How to apply AI to small data problems - TechCrunch

How to apply AI to small data problems TechCrunch

Over the past decade or so, the digital version has a rest of data. This is inspiring for a number of reasons, but mainly in terms of how AI will be able to revitalize the enterprise.

However, in the world of B2B - the industry in which I am heavily involved - we still suffer from a lack of data, largely because the number of transactions is much lower compared to B2C. Therefore, in order for AI to fulfill its promise of enterprise innovation, it must be able to solve these small data problems as well. Fortunately, it can.

The problem is that many data scientists are turning to bad habits, creating self-fulfilling prophecies, which reduce the effectiveness of AI in small data situations - and ultimately adding hindering the influence of AI in advancing the enterprise.

The trick to properly applying AI to small data problems is in following proper data science practices and avoiding bad ones.

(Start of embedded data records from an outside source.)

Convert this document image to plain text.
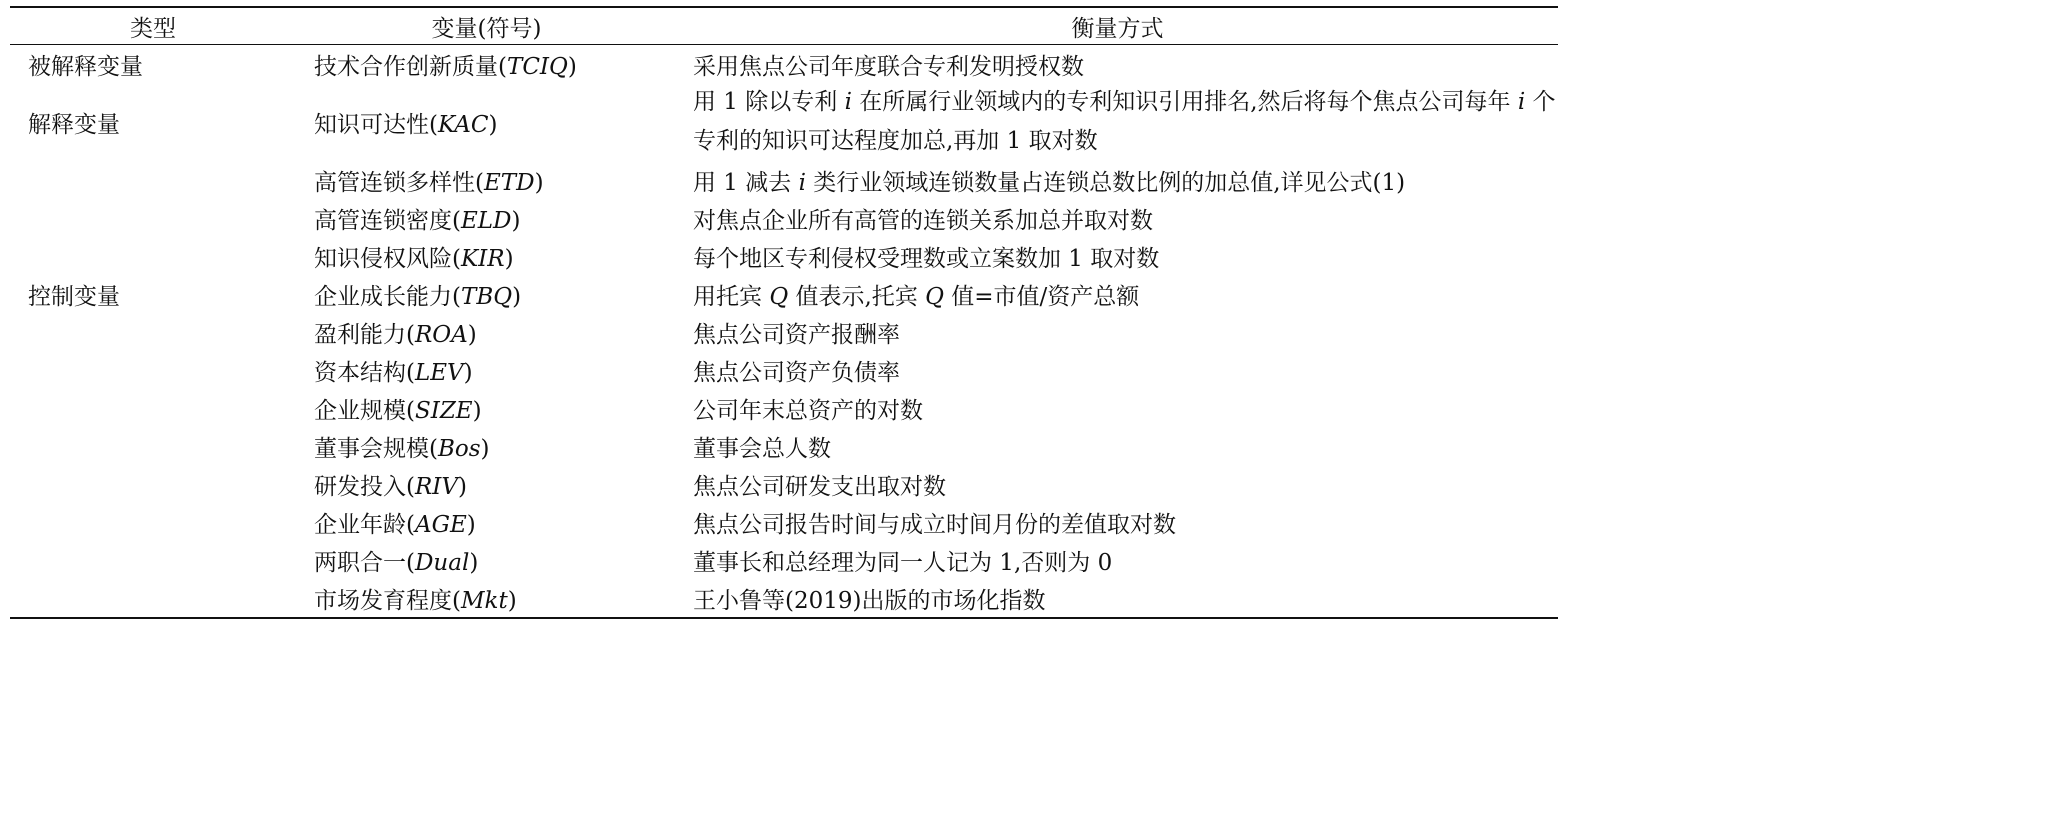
类型	变量(符号)	衡量方式
被解释变量	技术合作创新质量(TCIQ)	采用焦点公司年度联合专利发明授权数
解释变量	知识可达性(KAC)	用 1 除以专利 i 在所属行业领域内的专利知识引用排名,然后将每个焦点公司每年 i 个专利的知识可达程度加总,再加 1 取对数
	高管连锁多样性(ETD)	用 1 减去 i 类行业领域连锁数量占连锁总数比例的加总值,详见公式(1)
	高管连锁密度(ELD)	对焦点企业所有高管的连锁关系加总并取对数
	知识侵权风险(KIR)	每个地区专利侵权受理数或立案数加 1 取对数
控制变量	企业成长能力(TBQ)	用托宾 Q 值表示,托宾 Q 值=市值/资产总额
	盈利能力(ROA)	焦点公司资产报酬率
	资本结构(LEV)	焦点公司资产负债率
	企业规模(SIZE)	公司年末总资产的对数
	董事会规模(Bos)	董事会总人数
	研发投入(RIV)	焦点公司研发支出取对数
	企业年龄(AGE)	焦点公司报告时间与成立时间月份的差值取对数
	两职合一(Dual)	董事长和总经理为同一人记为 1,否则为 0
	市场发育程度(Mkt)	王小鲁等(2019)出版的市场化指数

The term "self-fulfilling prophecy" is used in psychology, investment and elsewhere, but in the world of data science, it can simply be described as "predicting what is obvious." We see this when companies find a model that predicts what already works for them, sometimes even “by design,” and applies it to different situations.

For example, a sales company confirms that people who fill out their card online are more likely to buy than people who did not, so they market heavily to that group. They are predicting what is obvious!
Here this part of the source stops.